Евгений Гонтмахер: Возьмем Россию. Сейчас проводится очень много социологических исследований, людей спрашивали, что они понимают под справедливостью. Социологи думали, что люди скажут, как еще лет 10–15 назад: справедливость – это когда всем одинаково: взять у богатых, распределить в пользу бедных. Но так говорят только самые экстремальные маргиналы. Сейчас люди стали говорить о процессуальной справедливости, о равенстве перед законом.

Владимир Рыжков: Мы видим это по московским протестам – запрос на правовое, процессуальное равенство.

Евгений Гонтмахер: Социальные программы, социальное государство – на самом деле это ведь идея не равного распределения между всеми, а идея равных возможностей, равного доступа к тому, что ты хотел бы иметь. При этом государство, безусловно, должно играть в этом какую-то роль. Либерализм – это для человека, который вдруг задумывается о самореализации, о том, что он личность. Когда человек задавлен бедностью, когда у него нет денег на какие-то элементарные вещи, наверное, он тоже хочет, чтобы ему дали что-то от того пирога. Но по мере того, как возникает средний класс и люди около среднего класса, они начинают понимать социальное равенство именно как равенство возможностей, а не как равенство в потреблении. Так что это абсолютно либеральный ответ на все социальные программы.

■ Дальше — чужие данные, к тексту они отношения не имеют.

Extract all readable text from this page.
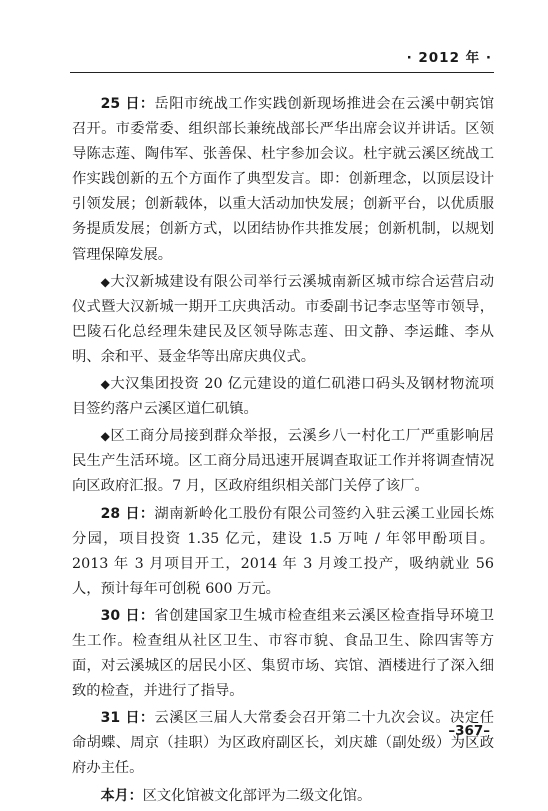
· 2012 年 ·

25 日：岳阳市统战工作实践创新现场推进会在云溪中朝宾馆召开。市委常委、组织部长兼统战部长严华出席会议并讲话。区领导陈志莲、陶伟军、张善保、杜宇参加会议。杜宇就云溪区统战工作实践创新的五个方面作了典型发言。即：创新理念，以顶层设计引领发展；创新载体，以重大活动加快发展；创新平台，以优质服务提质发展；创新方式，以团结协作共推发展；创新机制，以规划管理保障发展。

◆大汉新城建设有限公司举行云溪城南新区城市综合运营启动仪式暨大汉新城一期开工庆典活动。市委副书记李志坚等市领导，巴陵石化总经理朱建民及区领导陈志莲、田文静、李运雌、李从明、余和平、聂金华等出席庆典仪式。

◆大汉集团投资 20 亿元建设的道仁矶港口码头及钢材物流项目签约落户云溪区道仁矶镇。

◆区工商分局接到群众举报，云溪乡八一村化工厂严重影响居民生产生活环境。区工商分局迅速开展调查取证工作并将调查情况向区政府汇报。7 月，区政府组织相关部门关停了该厂。

28 日：湖南新岭化工股份有限公司签约入驻云溪工业园长炼分园，项目投资 1.35 亿元，建设 1.5 万吨 / 年邻甲酚项目。2013 年 3 月项目开工，2014 年 3 月竣工投产，吸纳就业 56 人，预计每年可创税 600 万元。

30 日：省创建国家卫生城市检查组来云溪区检查指导环境卫生工作。检查组从社区卫生、市容市貌、食品卫生、除四害等方面，对云溪城区的居民小区、集贸市场、宾馆、酒楼进行了深入细致的检查，并进行了指导。

31 日：云溪区三届人大常委会召开第二十九次会议。决定任命胡蝶、周京（挂职）为区政府副区长，刘庆雄（副处级）为区政府办主任。

本月：区文化馆被文化部评为二级文化馆。

–367–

То, что сейчас в мире снижается неравенство между странами, но внутри целого ряда стран оно увеличивается, как раз говорит о том, что социальная либеральная повестка о равенстве возможностей, к сожалению, не полностью реализована не только в России, но и в тех же европейских странах. Там же сейчас обнаружен такой феномен, что дети среднего класса живут хуже, чем их родители. Это очень тяжелый системный сбой. Доступ к работе, к возможностям образования и здравоохранения – это не обязательно обеспечит тебе государство, но государство и все общество делает так, что твои доходы достаточны для того, чтобы ты сам выбрал необходимое.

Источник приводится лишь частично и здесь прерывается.